About 80 St. Paul residents turned out Wednesday night for a tense public hearing on the imminent release of a twice-convicted rapist into their neighborhood.
The St. Paul Police Department and state officials unveiled details of a plan to release Oliver Lenell Dority, 50, currently confined in the Minnesota Sex Offender Program (MSOP), to a large halfway house in the Summit-University district.
Dority was sent to prison in 1995 after being convicted of raping two women, both strangers to him. The first woman was sexually assaulted after he hid in the back seat of her car at a gas station. Three weeks later, he raped a woman whom he met at a bar. After completing his prison term, he was confined in MSOP, and last month, a three-judge panel ruled that Dority had shown enough progress in treatment to be moved to a less-restrictive setting in the community.

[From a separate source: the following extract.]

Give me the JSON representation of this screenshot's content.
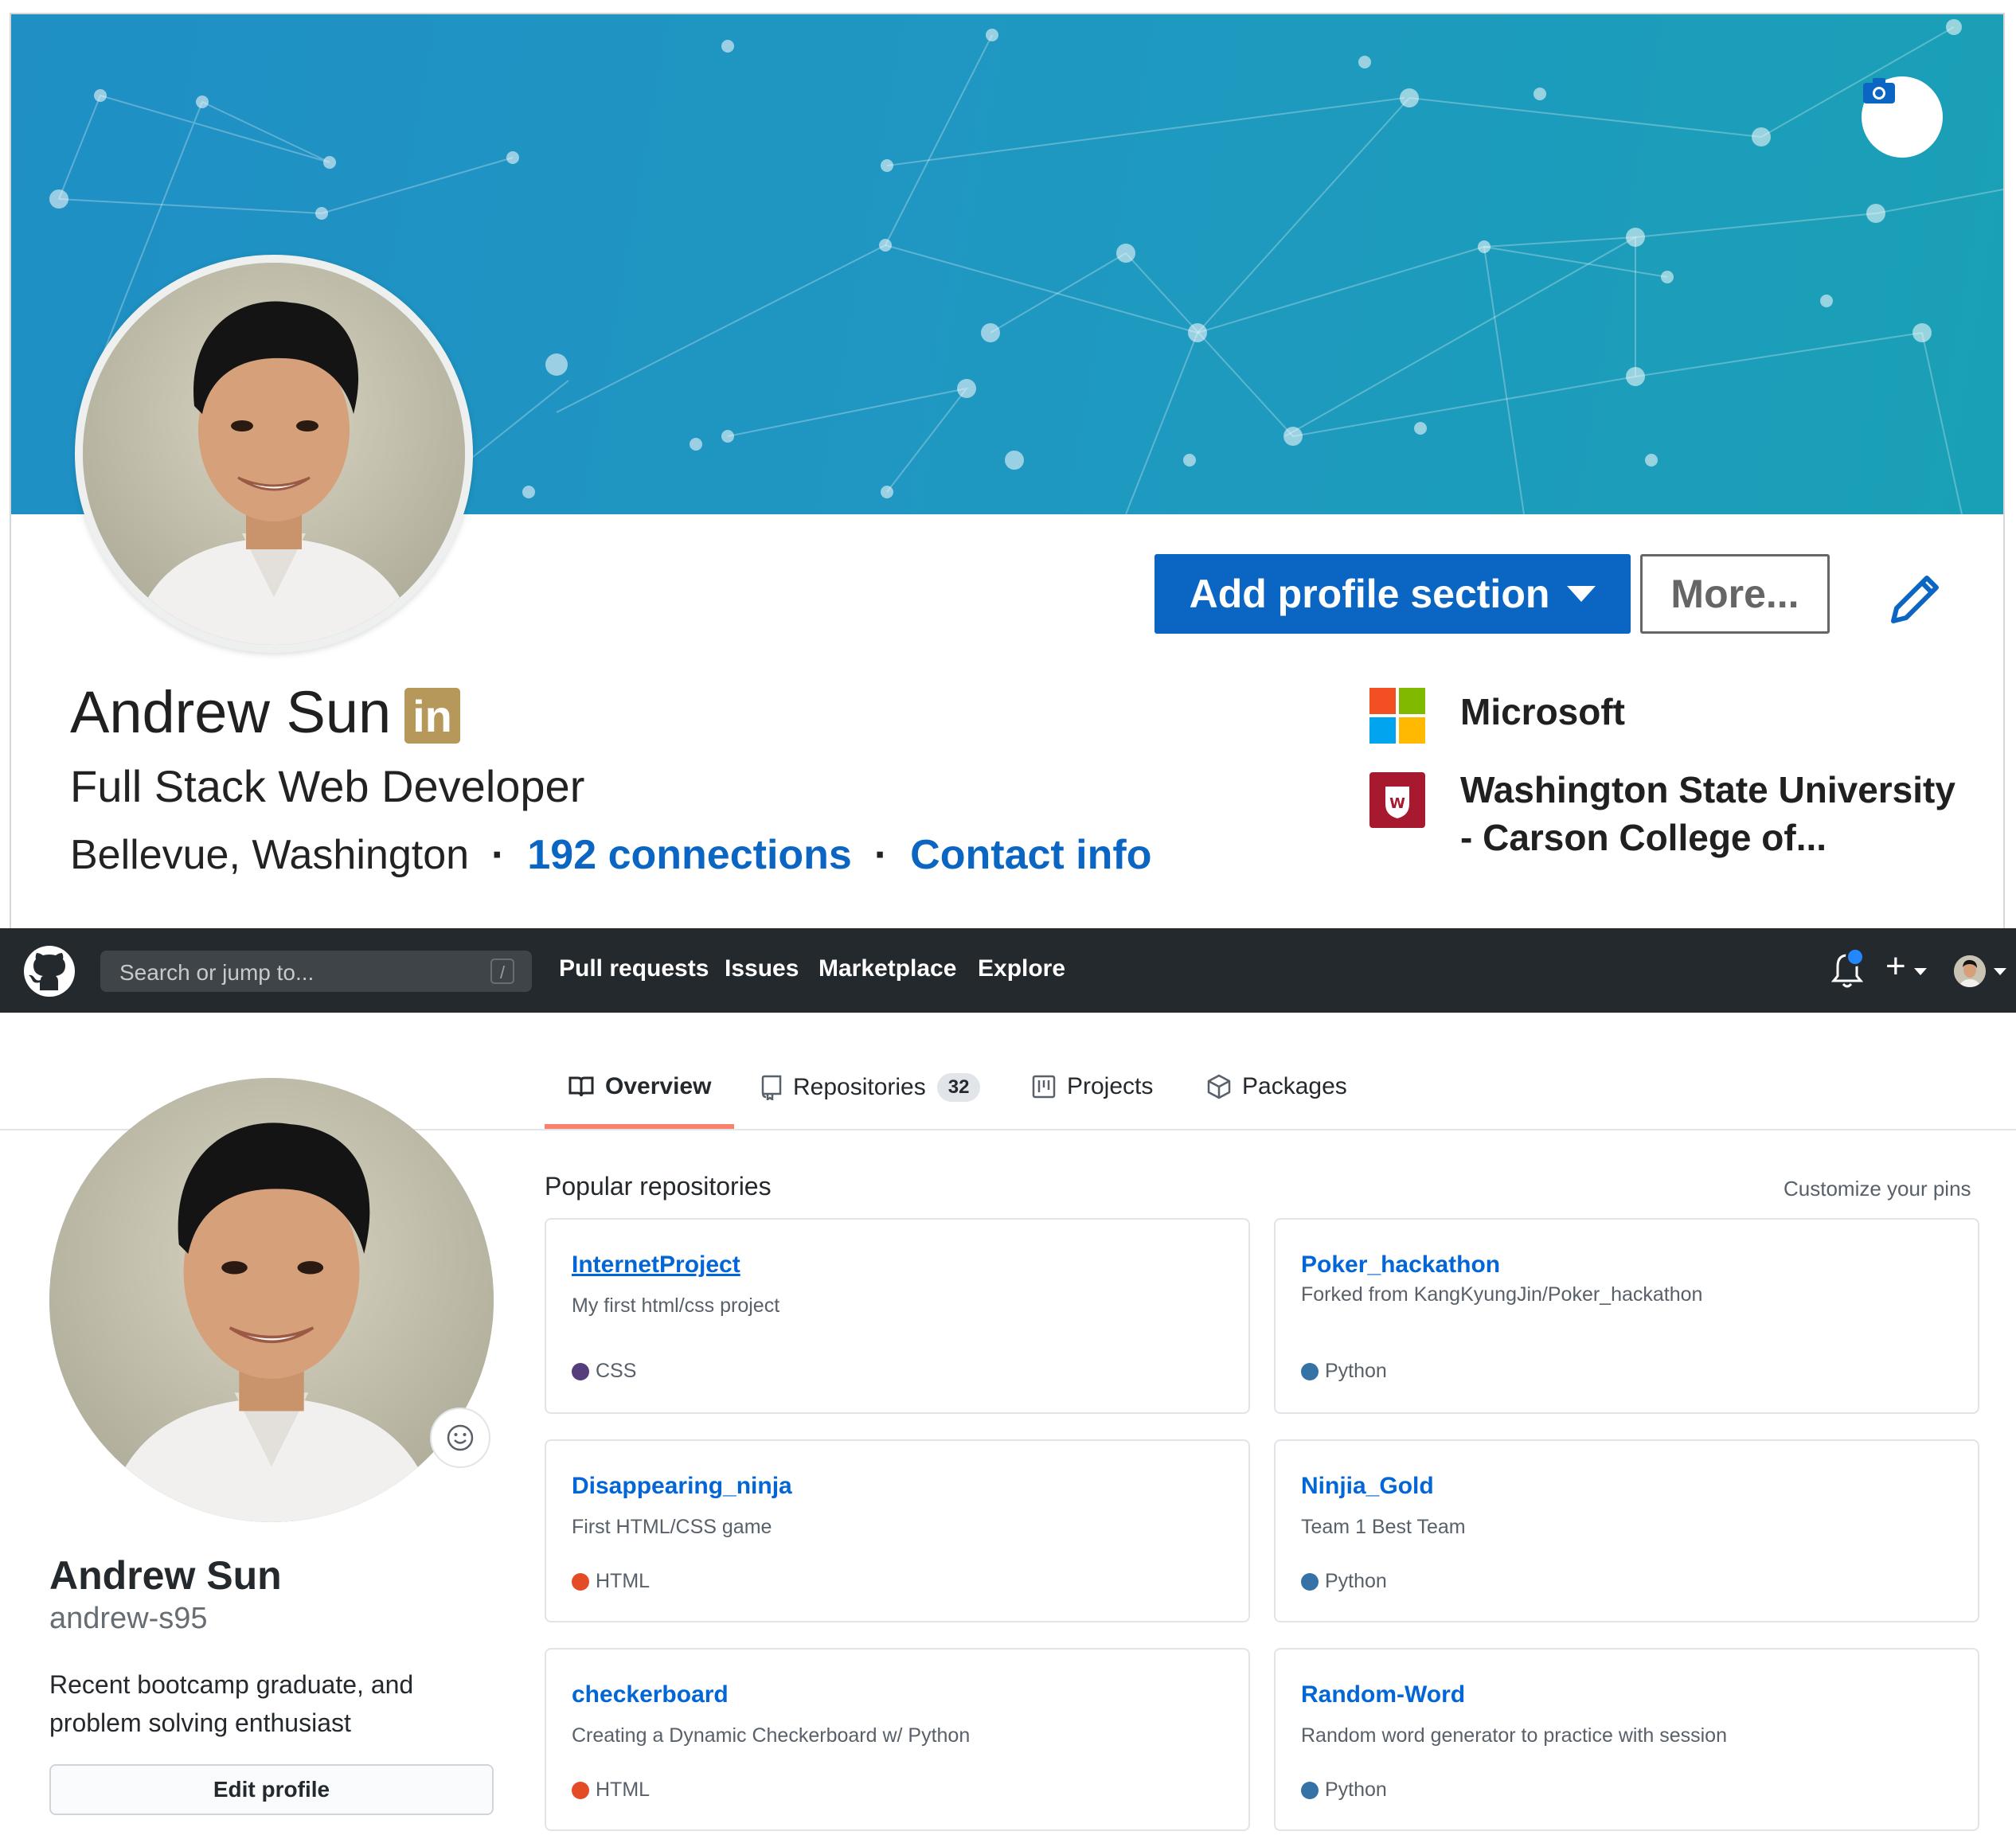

Anxious-looking residents, many huddled in their parkas, began showing up for Wednesday's hearing half an hour before the program, filling nearly every seat in a frigid church meeting hall. Most asked pointed security-related questions, such as why Dority was being moved to a home within blocks of a playground, how many staff would be monitoring him, and what they should do if Dority was spotted outside the halfway house.

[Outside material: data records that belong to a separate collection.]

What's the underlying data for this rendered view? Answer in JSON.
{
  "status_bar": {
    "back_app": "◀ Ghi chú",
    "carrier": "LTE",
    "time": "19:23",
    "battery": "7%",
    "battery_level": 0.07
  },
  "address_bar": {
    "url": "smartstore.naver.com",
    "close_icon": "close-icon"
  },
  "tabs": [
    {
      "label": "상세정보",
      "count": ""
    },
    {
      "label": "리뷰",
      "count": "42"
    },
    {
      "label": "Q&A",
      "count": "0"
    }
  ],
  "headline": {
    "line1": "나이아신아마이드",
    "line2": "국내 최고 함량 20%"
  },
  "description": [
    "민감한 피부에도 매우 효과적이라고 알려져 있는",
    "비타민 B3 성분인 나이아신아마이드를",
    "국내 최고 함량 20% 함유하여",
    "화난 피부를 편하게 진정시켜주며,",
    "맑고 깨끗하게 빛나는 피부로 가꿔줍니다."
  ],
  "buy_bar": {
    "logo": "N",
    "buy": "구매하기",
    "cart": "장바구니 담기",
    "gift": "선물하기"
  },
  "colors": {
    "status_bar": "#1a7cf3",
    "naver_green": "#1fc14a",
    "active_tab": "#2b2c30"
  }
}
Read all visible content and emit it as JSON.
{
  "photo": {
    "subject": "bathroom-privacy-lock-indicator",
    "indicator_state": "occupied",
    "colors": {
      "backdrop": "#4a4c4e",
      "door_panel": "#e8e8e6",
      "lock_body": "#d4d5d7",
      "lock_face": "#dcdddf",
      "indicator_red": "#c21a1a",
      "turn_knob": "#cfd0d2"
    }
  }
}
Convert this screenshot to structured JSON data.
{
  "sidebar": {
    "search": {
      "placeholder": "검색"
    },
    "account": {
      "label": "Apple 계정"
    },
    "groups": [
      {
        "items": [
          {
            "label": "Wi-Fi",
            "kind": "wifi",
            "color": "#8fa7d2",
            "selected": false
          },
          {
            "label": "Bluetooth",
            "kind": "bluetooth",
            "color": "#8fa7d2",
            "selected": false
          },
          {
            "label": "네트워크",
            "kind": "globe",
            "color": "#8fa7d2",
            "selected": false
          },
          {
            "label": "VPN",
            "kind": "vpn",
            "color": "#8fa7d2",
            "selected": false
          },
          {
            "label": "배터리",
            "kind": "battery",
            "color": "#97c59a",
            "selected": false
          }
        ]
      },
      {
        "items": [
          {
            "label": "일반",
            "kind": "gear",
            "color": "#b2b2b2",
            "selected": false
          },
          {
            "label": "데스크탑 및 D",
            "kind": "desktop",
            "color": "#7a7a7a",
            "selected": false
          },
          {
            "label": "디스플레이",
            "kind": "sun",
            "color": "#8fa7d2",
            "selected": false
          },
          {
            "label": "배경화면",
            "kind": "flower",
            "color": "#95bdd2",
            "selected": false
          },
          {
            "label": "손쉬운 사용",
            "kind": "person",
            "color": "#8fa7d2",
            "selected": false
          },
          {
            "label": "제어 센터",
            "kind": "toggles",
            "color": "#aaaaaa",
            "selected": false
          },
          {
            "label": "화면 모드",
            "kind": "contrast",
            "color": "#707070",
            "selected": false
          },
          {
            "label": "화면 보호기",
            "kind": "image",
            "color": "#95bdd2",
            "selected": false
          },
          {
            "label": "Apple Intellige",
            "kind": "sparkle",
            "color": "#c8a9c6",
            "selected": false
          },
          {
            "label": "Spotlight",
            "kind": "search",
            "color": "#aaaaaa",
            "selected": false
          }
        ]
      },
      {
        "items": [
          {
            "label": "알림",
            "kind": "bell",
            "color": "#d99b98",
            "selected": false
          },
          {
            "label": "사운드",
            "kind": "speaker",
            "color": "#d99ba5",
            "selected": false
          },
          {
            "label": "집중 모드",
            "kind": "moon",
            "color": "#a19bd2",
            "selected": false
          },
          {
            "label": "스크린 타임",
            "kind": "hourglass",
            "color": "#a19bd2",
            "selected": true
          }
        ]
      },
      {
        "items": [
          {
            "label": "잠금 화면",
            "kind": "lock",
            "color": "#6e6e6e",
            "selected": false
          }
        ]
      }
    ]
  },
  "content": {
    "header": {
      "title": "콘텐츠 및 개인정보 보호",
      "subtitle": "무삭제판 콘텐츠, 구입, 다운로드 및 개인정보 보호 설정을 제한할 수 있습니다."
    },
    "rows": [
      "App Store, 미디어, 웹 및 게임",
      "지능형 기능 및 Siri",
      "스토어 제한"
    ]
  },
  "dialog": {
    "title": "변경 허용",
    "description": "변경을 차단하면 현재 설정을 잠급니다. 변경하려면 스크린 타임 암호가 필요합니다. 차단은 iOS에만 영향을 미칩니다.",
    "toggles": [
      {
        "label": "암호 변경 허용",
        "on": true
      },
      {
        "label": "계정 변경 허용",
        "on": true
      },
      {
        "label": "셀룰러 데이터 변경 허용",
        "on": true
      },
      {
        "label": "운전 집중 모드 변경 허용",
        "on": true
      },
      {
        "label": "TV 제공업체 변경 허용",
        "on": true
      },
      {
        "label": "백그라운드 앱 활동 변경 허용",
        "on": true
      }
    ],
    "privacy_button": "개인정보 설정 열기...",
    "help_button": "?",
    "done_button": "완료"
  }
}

One woman, who said she can see directly into Dority's new residence from the windows of her St. Paul home, said she became anxious after reading police reports involving his assaults. In both cases, Dority subdued women using violent force, in one case with a pocketknife.
Dority is scheduled to move next week to a large halfway house at 532 Ashland Av. in St. Paul. Established in 1978, the remodeled stone facility houses 30 to 40 former prison inmates, with a cross-section of criminal offenses, attempting to make their transition back into community life. The house is owned and operated by RS Eden, a Minneapolis-based nonprofit that provides prisoner re-entry programs at three sites across the Twin Cities.

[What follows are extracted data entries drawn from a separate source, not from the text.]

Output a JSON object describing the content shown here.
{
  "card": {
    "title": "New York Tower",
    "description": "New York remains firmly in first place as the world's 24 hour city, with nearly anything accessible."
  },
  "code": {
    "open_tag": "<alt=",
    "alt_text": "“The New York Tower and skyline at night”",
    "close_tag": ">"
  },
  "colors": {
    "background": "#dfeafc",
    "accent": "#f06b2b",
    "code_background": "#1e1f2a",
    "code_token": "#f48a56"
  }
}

Like all the residents at the house, known as "Reentry Ashland," Dority will be subject to tight surveillance and rigid rules. No one is allowed to leave the residence without first notifying staff, and they must call in regularly while they are gone. If a resident disappears or strays too far from his approved destination, law enforcement officials are contacted immediately. While in the house, residents are subject to hourly checks and occasional searches by staff.
While the house is located on a residential street, safety incidents have been "virtually nonexistent," said Dan Cain, president of RS Eden. On average, about two to three residents slip away from the house each year, but they are detected before a crime occurs. Since RS Eden's formation in 2000, not a single crime has been committed by a person who has run away from the house on Ashland Avenue, Cain said.